Maria-Ioli Tzanetaki, Sofia Casarin. Sofia Gallarate, Soukeina El Isbihani, Julian Roeckert, Allesandro Sansottera, Bojana Popadic
Chthonic machine installed in an area of Deptford which looks like a landscape in transition, part wasteland, part building site, part historical place, the work consists of a plaque attached to the wall of a railway bridge over Deptford creek and adjacent to and now part of a walkway through this landscape. It is within sight of the Lawes factory site and brings new perspectives to this industrial landscape. Firstly, the plaque ‘looks official’, looks like it ‘belongs’. It includes the logo of its sponsors or authorising agents (neither of which actually exist).
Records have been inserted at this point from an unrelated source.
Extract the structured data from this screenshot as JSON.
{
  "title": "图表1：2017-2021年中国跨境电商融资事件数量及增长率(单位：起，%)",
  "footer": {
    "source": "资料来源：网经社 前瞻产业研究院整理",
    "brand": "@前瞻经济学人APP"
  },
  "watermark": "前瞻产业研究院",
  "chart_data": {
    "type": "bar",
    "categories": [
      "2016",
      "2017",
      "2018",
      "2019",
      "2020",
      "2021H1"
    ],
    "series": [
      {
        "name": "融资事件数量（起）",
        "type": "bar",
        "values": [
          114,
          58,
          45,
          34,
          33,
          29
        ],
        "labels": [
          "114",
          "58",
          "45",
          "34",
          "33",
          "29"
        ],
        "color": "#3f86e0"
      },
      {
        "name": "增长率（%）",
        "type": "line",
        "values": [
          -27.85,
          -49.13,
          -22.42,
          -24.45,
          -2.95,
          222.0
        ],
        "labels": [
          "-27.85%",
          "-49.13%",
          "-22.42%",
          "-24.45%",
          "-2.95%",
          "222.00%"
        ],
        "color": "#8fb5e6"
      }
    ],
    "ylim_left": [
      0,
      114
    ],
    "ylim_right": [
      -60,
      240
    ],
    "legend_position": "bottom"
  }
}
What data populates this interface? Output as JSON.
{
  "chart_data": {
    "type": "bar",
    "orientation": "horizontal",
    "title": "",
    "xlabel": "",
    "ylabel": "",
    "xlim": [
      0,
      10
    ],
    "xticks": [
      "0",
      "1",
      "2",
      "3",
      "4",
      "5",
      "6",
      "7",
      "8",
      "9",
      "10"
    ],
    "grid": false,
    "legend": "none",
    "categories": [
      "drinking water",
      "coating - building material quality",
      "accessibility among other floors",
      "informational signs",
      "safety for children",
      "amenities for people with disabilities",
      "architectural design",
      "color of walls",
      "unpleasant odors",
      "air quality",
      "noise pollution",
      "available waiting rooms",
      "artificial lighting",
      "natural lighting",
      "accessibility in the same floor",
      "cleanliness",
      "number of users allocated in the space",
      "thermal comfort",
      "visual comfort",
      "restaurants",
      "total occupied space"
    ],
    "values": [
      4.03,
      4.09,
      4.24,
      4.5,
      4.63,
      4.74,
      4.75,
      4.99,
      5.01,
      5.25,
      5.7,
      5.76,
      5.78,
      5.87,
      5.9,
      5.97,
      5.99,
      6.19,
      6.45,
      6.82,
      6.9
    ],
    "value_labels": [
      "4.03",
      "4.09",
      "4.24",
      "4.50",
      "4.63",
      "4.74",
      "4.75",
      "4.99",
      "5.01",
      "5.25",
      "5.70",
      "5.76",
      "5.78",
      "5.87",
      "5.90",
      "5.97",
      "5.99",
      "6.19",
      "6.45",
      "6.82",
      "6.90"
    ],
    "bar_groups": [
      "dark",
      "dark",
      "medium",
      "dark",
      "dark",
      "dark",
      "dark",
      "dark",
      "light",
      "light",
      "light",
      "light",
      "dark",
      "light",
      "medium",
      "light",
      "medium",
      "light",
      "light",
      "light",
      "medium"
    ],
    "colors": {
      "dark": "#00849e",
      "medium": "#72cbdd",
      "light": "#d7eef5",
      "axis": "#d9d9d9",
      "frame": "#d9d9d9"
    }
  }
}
The work re-directs the gaze. The text engraved on the plaque reads of a Chthonic machine buried beneath the earth; "We can see its tubes emerging from the creek" leads many who read the engraved text on the plaque to then move to look down at the earth and also to move to the adjacent railing overlooking Deptford creek in order to perhaps see the emerging tubes. In other words, the plaque ‘activates’ the space around itself as potentially part of the alteration or addition to this landscape which the work required and undertaken by this group.
Following the early experiments of John Evelyn this history of modern fertiliser production moves two centuries to the work of Sir John Bennet Lawes who constructed the first modern fertiliser factory in the world in Deptford. It was to commemorate this long history of association with the industrialisation of nature that the plaque and the machine project came into being.